Cela tombait bien, car au programme de la double mission confiée aux Compagnons bâtisseurs, l’après-midi et la soirée étaient systématiquement dédiées aux jeux, activités et autres soirées à thème. "On a déjà organisé des jeux en extérieur, des activités sportives, des soirées de présentation des différents pays desquels viennent les animateurs, des pyjamas et pizzas party, des soirées dansantes, des ateliers dessins, des activités théâtre, etc., précisent Mathilde Sauvage et Constance Remacle, les deux responsables belges des Compagnons bâtisseurs à Rixensart. On remarque qu’il est beaucoup plus facile d’attirer les enfants que les adultes mais on y arrive aussi."

Des travaux manuels

Une multitude d’activités qui permettent de changer les idées des petits et des grands. "Ça fait bien une quinzaine d’années désormais que les Compagnons bâtisseurs viennent en été, au mois d’août, se réjouit Marc Delvigne, animateur. Et à chaque fois, c’est top. Les enfants sont toujours enchantés de prendre part aux activités et les parents aussi. Et puis pour le personnel du centre d’accueil, c’est une aide hyper-importante." Mais la double mission des Compagnons bâtisseurs ne s’arrête pas là.

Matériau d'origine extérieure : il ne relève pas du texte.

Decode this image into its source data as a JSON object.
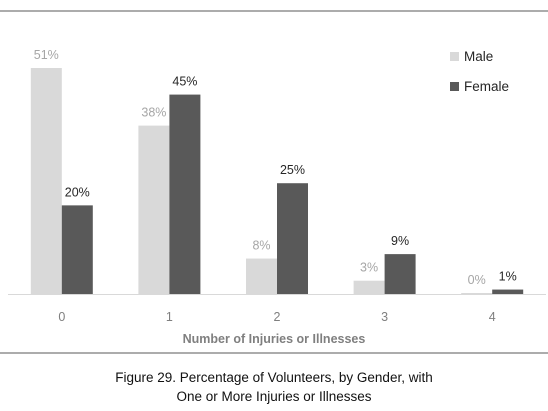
{
  "chart_data": {
    "type": "bar",
    "categories": [
      "0",
      "1",
      "2",
      "3",
      "4"
    ],
    "series": [
      {
        "name": "Male",
        "values": [
          51,
          38,
          8,
          3,
          0
        ],
        "labels": [
          "51%",
          "38%",
          "8%",
          "3%",
          "0%"
        ],
        "color": "#d9d9d9",
        "label_color": "#a6a6a6"
      },
      {
        "name": "Female",
        "values": [
          20,
          45,
          25,
          9,
          1
        ],
        "labels": [
          "20%",
          "45%",
          "25%",
          "9%",
          "1%"
        ],
        "color": "#595959",
        "label_color": "#262626"
      }
    ],
    "xlabel": "Number of Injuries or Illnesses",
    "ylabel": "",
    "ylim": [
      0,
      55
    ],
    "grid": false,
    "legend_position": "top-right"
  },
  "caption": {
    "line1": "Figure 29. Percentage of Volunteers, by Gender, with",
    "line2": "One or More Injuries or Illnesses"
  },
  "colors": {
    "frame": "#595959",
    "axis": "#d9d9d9",
    "tick_text": "#7f7f7f",
    "axis_title": "#7f7f7f"
  }
}
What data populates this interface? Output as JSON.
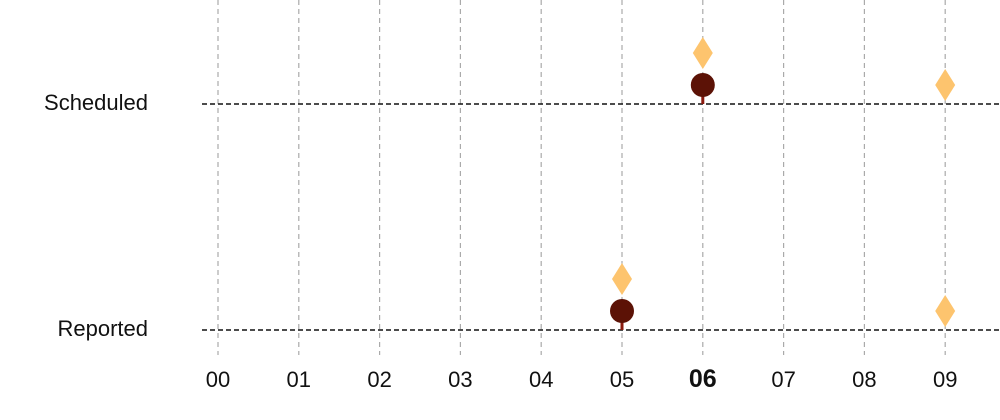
{
  "chart_data": {
    "type": "scatter",
    "title": "",
    "xlabel": "",
    "ylabel": "",
    "x_ticks": [
      "00",
      "01",
      "02",
      "03",
      "04",
      "05",
      "06",
      "07",
      "08",
      "09"
    ],
    "highlighted_tick": "06",
    "xlim": [
      -0.2,
      9.7
    ],
    "rows": [
      "Scheduled",
      "Reported"
    ],
    "grid": "vertical dashed",
    "colors": {
      "circle": "#5c1206",
      "diamond": "#fdc46e",
      "stem": "#8b1a0e",
      "baseline": "#111111",
      "grid": "#aaaaaa"
    },
    "series": [
      {
        "marker": "circle",
        "points": [
          {
            "row": "Scheduled",
            "x": 6
          },
          {
            "row": "Reported",
            "x": 5
          }
        ]
      },
      {
        "marker": "diamond",
        "points": [
          {
            "row": "Scheduled",
            "x": 6
          },
          {
            "row": "Scheduled",
            "x": 9
          },
          {
            "row": "Reported",
            "x": 5
          },
          {
            "row": "Reported",
            "x": 9
          }
        ]
      }
    ]
  }
}
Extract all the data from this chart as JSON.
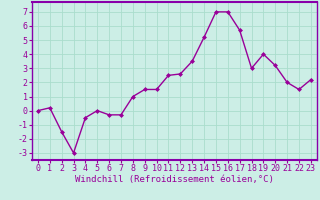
{
  "x": [
    0,
    1,
    2,
    3,
    4,
    5,
    6,
    7,
    8,
    9,
    10,
    11,
    12,
    13,
    14,
    15,
    16,
    17,
    18,
    19,
    20,
    21,
    22,
    23
  ],
  "y": [
    0,
    0.2,
    -1.5,
    -3.0,
    -0.5,
    0.0,
    -0.3,
    -0.3,
    1.0,
    1.5,
    1.5,
    2.5,
    2.6,
    3.5,
    5.2,
    7.0,
    7.0,
    5.7,
    3.0,
    4.0,
    3.2,
    2.0,
    1.5,
    2.2
  ],
  "line_color": "#990099",
  "marker": "D",
  "marker_size": 2,
  "linewidth": 1.0,
  "xlabel": "Windchill (Refroidissement éolien,°C)",
  "xlabel_fontsize": 6.5,
  "ylim": [
    -3.5,
    7.7
  ],
  "yticks": [
    -3,
    -2,
    -1,
    0,
    1,
    2,
    3,
    4,
    5,
    6,
    7
  ],
  "xticks": [
    0,
    1,
    2,
    3,
    4,
    5,
    6,
    7,
    8,
    9,
    10,
    11,
    12,
    13,
    14,
    15,
    16,
    17,
    18,
    19,
    20,
    21,
    22,
    23
  ],
  "grid_color": "#aaddcc",
  "background_color": "#cceee6",
  "tick_fontsize": 6.0,
  "fig_bg": "#cceee6",
  "spine_color": "#8800aa"
}
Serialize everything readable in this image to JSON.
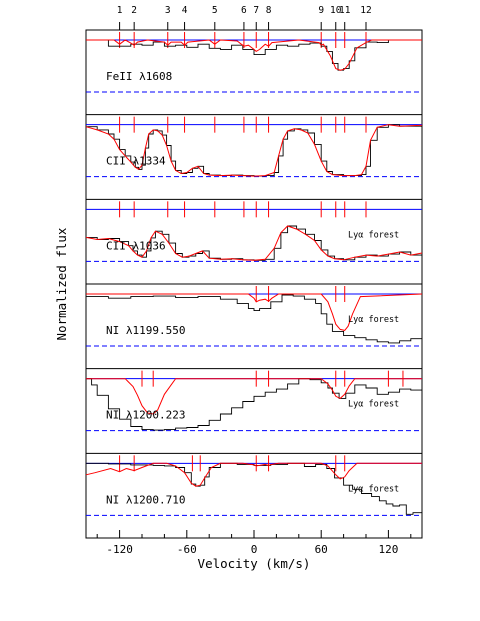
{
  "chart_data": {
    "type": "line",
    "xlabel": "Velocity (km/s)",
    "ylabel": "Normalized flux",
    "xlim": [
      -150,
      150
    ],
    "x_ticks": [
      -120,
      -60,
      0,
      60,
      120
    ],
    "components": [
      {
        "id": "1",
        "v": -120
      },
      {
        "id": "2",
        "v": -107
      },
      {
        "id": "3",
        "v": -77
      },
      {
        "id": "4",
        "v": -62
      },
      {
        "id": "5",
        "v": -35
      },
      {
        "id": "6",
        "v": -9
      },
      {
        "id": "7",
        "v": 2
      },
      {
        "id": "8",
        "v": 13
      },
      {
        "id": "9",
        "v": 60
      },
      {
        "id": "10",
        "v": 73
      },
      {
        "id": "11",
        "v": 81
      },
      {
        "id": "12",
        "v": 100
      }
    ],
    "panels": [
      {
        "label": "FeII λ1608",
        "forest_label": "",
        "ticks": [
          -120,
          -107,
          -77,
          -62,
          -35,
          -9,
          2,
          13,
          60,
          73,
          81,
          100
        ],
        "data_x": [
          -150,
          -130,
          -110,
          -100,
          -90,
          -80,
          -70,
          -60,
          -50,
          -40,
          -30,
          -20,
          -10,
          0,
          10,
          20,
          30,
          40,
          50,
          60,
          65,
          70,
          75,
          80,
          85,
          90,
          100,
          110,
          120,
          130,
          150
        ],
        "data_y": [
          1.0,
          0.88,
          0.92,
          0.9,
          0.96,
          0.88,
          0.9,
          0.86,
          0.92,
          0.84,
          0.82,
          0.9,
          0.82,
          0.72,
          0.82,
          0.9,
          0.88,
          0.92,
          0.94,
          0.88,
          0.78,
          0.55,
          0.42,
          0.45,
          0.6,
          0.85,
          0.96,
          0.95,
          1.0,
          1.0,
          1.0
        ],
        "model_x": [
          -150,
          -125,
          -120,
          -115,
          -110,
          -107,
          -104,
          -95,
          -80,
          -77,
          -74,
          -65,
          -62,
          -59,
          -40,
          -35,
          -30,
          -15,
          -9,
          -5,
          0,
          2,
          5,
          10,
          13,
          16,
          40,
          58,
          60,
          62,
          68,
          73,
          77,
          81,
          85,
          92,
          100,
          105,
          150
        ],
        "model_y": [
          1.0,
          1.0,
          0.92,
          1.0,
          0.94,
          0.9,
          0.96,
          1.0,
          0.96,
          0.9,
          0.96,
          0.96,
          0.9,
          0.96,
          1.0,
          0.92,
          1.0,
          0.98,
          0.88,
          0.9,
          0.82,
          0.78,
          0.82,
          0.92,
          0.88,
          0.95,
          1.0,
          0.95,
          0.9,
          0.92,
          0.7,
          0.45,
          0.42,
          0.44,
          0.55,
          0.85,
          0.95,
          1.0,
          1.0
        ]
      },
      {
        "label": "CII λ1334",
        "forest_label": "",
        "ticks": [
          -120,
          -107,
          -77,
          -62,
          -35,
          -9,
          2,
          13,
          60,
          73,
          81,
          100
        ],
        "data_x": [
          -150,
          -140,
          -130,
          -125,
          -120,
          -115,
          -110,
          -106,
          -103,
          -100,
          -97,
          -94,
          -90,
          -86,
          -82,
          -78,
          -74,
          -70,
          -65,
          -60,
          -55,
          -50,
          -45,
          -40,
          -30,
          -20,
          -10,
          0,
          10,
          18,
          22,
          26,
          30,
          36,
          42,
          48,
          54,
          60,
          65,
          70,
          80,
          90,
          96,
          100,
          104,
          110,
          120,
          130,
          150
        ],
        "data_y": [
          0.96,
          0.9,
          0.82,
          0.72,
          0.52,
          0.4,
          0.28,
          0.18,
          0.14,
          0.22,
          0.55,
          0.82,
          0.9,
          0.88,
          0.8,
          0.6,
          0.3,
          0.12,
          0.06,
          0.08,
          0.16,
          0.2,
          0.06,
          0.03,
          0.02,
          0.03,
          0.02,
          0.01,
          0.02,
          0.08,
          0.4,
          0.72,
          0.88,
          0.92,
          0.9,
          0.84,
          0.62,
          0.3,
          0.1,
          0.04,
          0.02,
          0.02,
          0.04,
          0.2,
          0.7,
          0.95,
          1.0,
          0.97,
          0.99
        ]
      },
      {
        "label": "CII λ1036",
        "forest_label": "Lyα forest",
        "ticks": [
          -120,
          -107,
          -77,
          -62,
          -35,
          -9,
          2,
          13,
          60,
          73,
          81,
          100
        ],
        "data_x": [
          -150,
          -140,
          -130,
          -120,
          -112,
          -108,
          -104,
          -100,
          -96,
          -92,
          -88,
          -82,
          -76,
          -70,
          -64,
          -58,
          -52,
          -46,
          -40,
          -30,
          -20,
          -10,
          0,
          10,
          18,
          24,
          30,
          38,
          46,
          54,
          60,
          66,
          72,
          80,
          90,
          100,
          110,
          120,
          130,
          140,
          150
        ],
        "data_y": [
          0.46,
          0.42,
          0.44,
          0.38,
          0.3,
          0.2,
          0.12,
          0.08,
          0.2,
          0.45,
          0.58,
          0.52,
          0.35,
          0.15,
          0.08,
          0.1,
          0.15,
          0.2,
          0.06,
          0.04,
          0.05,
          0.03,
          0.02,
          0.04,
          0.25,
          0.55,
          0.68,
          0.62,
          0.52,
          0.4,
          0.22,
          0.1,
          0.05,
          0.03,
          0.08,
          0.12,
          0.1,
          0.14,
          0.18,
          0.12,
          0.16
        ]
      },
      {
        "label": "NI λ1199.550",
        "forest_label": "Lyα forest",
        "ticks": [
          2,
          13,
          73,
          81
        ],
        "data_x": [
          -150,
          -130,
          -110,
          -90,
          -70,
          -50,
          -30,
          -15,
          -5,
          0,
          5,
          15,
          25,
          35,
          45,
          55,
          60,
          65,
          70,
          80,
          90,
          100,
          110,
          120,
          130,
          140,
          150
        ],
        "data_y": [
          0.95,
          0.92,
          0.95,
          0.96,
          0.93,
          0.95,
          0.9,
          0.82,
          0.72,
          0.68,
          0.72,
          0.85,
          0.98,
          0.96,
          0.9,
          0.82,
          0.62,
          0.42,
          0.28,
          0.2,
          0.16,
          0.12,
          0.08,
          0.06,
          0.1,
          0.14,
          0.18
        ],
        "model_x": [
          -150,
          -5,
          0,
          2,
          5,
          10,
          13,
          16,
          22,
          60,
          66,
          70,
          73,
          77,
          81,
          84,
          88,
          95,
          150
        ],
        "model_y": [
          1.0,
          1.0,
          0.92,
          0.85,
          0.88,
          0.9,
          0.86,
          0.92,
          1.0,
          1.0,
          0.85,
          0.62,
          0.42,
          0.32,
          0.3,
          0.38,
          0.62,
          0.95,
          1.0
        ]
      },
      {
        "label": "NI λ1200.223",
        "forest_label": "Lyα forest",
        "ticks": [
          -100,
          -90,
          2,
          13,
          73,
          81,
          120,
          133
        ],
        "data_x": [
          -150,
          -145,
          -140,
          -130,
          -120,
          -110,
          -100,
          -90,
          -80,
          -70,
          -60,
          -50,
          -40,
          -30,
          -20,
          -10,
          0,
          10,
          20,
          30,
          40,
          50,
          60,
          66,
          70,
          76,
          82,
          90,
          100,
          110,
          120,
          130,
          140,
          150
        ],
        "data_y": [
          1.0,
          0.88,
          0.68,
          0.42,
          0.22,
          0.08,
          0.02,
          0.01,
          0.02,
          0.05,
          0.06,
          0.1,
          0.2,
          0.32,
          0.44,
          0.56,
          0.66,
          0.74,
          0.8,
          0.9,
          1.0,
          0.98,
          0.92,
          0.82,
          0.72,
          0.62,
          0.72,
          0.88,
          0.82,
          0.7,
          0.74,
          0.8,
          0.78,
          0.8
        ],
        "model_x": [
          -150,
          -115,
          -108,
          -104,
          -100,
          -95,
          -90,
          -86,
          -80,
          -70,
          60,
          66,
          70,
          73,
          77,
          81,
          85,
          90,
          150
        ],
        "model_y": [
          1.0,
          1.0,
          0.85,
          0.68,
          0.48,
          0.34,
          0.32,
          0.4,
          0.7,
          1.0,
          1.0,
          0.9,
          0.78,
          0.66,
          0.62,
          0.7,
          0.86,
          1.0,
          1.0
        ]
      },
      {
        "label": "NI λ1200.710",
        "forest_label": "Lyα forest",
        "ticks": [
          -120,
          -107,
          -55,
          -48,
          2,
          13,
          73,
          81
        ],
        "data_x": [
          -150,
          -130,
          -110,
          -90,
          -80,
          -70,
          -62,
          -56,
          -52,
          -48,
          -44,
          -40,
          -30,
          -15,
          0,
          15,
          30,
          45,
          55,
          65,
          72,
          80,
          88,
          96,
          105,
          112,
          118,
          124,
          130,
          136,
          142,
          150
        ],
        "data_y": [
          1.0,
          0.99,
          0.97,
          0.96,
          0.95,
          0.92,
          0.82,
          0.6,
          0.56,
          0.58,
          0.74,
          0.92,
          1.0,
          0.98,
          0.96,
          0.98,
          1.0,
          0.94,
          0.98,
          0.9,
          0.72,
          0.58,
          0.5,
          0.42,
          0.36,
          0.28,
          0.22,
          0.18,
          0.2,
          0.02,
          0.05,
          0.08
        ],
        "model_x": [
          -150,
          -142,
          -128,
          -120,
          -114,
          -107,
          -100,
          -90,
          -78,
          -70,
          -62,
          -56,
          -52,
          -48,
          -44,
          -38,
          -30,
          -10,
          0,
          2,
          5,
          10,
          13,
          16,
          22,
          60,
          66,
          73,
          77,
          81,
          85,
          92,
          150
        ],
        "model_y": [
          0.78,
          0.82,
          0.9,
          0.84,
          0.9,
          0.86,
          0.92,
          1.0,
          1.0,
          0.95,
          0.82,
          0.62,
          0.56,
          0.58,
          0.72,
          0.92,
          1.0,
          1.0,
          0.97,
          0.95,
          0.96,
          0.98,
          0.96,
          0.98,
          1.0,
          1.0,
          0.95,
          0.78,
          0.7,
          0.74,
          0.86,
          1.0,
          1.0
        ]
      }
    ]
  },
  "colors": {
    "data": "#000000",
    "model": "#ff0000",
    "continuum": "#0000ff",
    "zero": "#0000ff",
    "ticks": "#ff0000"
  }
}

Car leurs matinées sont mises à profit pour réaliser des travaux plus manuels. "La matinée est consacrée aux différentes tâches de rénovation, d’embellissement du parc, de nettoyages de murs, etc. Des tâches auxquelles participent les bénévoles mais aussi bon nombre des personnes accueillies au centre, conclut Marc Delvigne, Actuellement ils sont notamment en train de construire un terrain de pétanque." Une vraie bouffée d’air frais pour le centre, comme pour les gens qu’il accueille.

Pas mieux lotis qu’en Italie

"Pendant trois semaines, on vit comme eux. Et on se rend compte à quel point c’est compliqué, explique Constance Remacle. Ici, on est véritablement chez eux. On mange avec eux, on dort sur place, c’est vraiment non-stop. Ce n’est pas toujours évident, mais super enrichissant." Car en plus d’égayer la vie des enfants accueillis par le centre, ainsi que celle de leurs familles, le projet de chantier international permet aux volontaires de se rendre compte de leurs conditions de vie. "On organise des activités et les enfants sont ravis, c’est génial, continue Laura Eccher, une autre volontaire venue de Venise. Mais d’un autre côté, leur situation est horrible. Je m’étais dit que c’était peut-être mieux en Belgique qu’en Italie, mais non, pas vraiment. Alors on fait de notre mieux, même si ça ne changera peut-être pas grand-chose dans leur vie."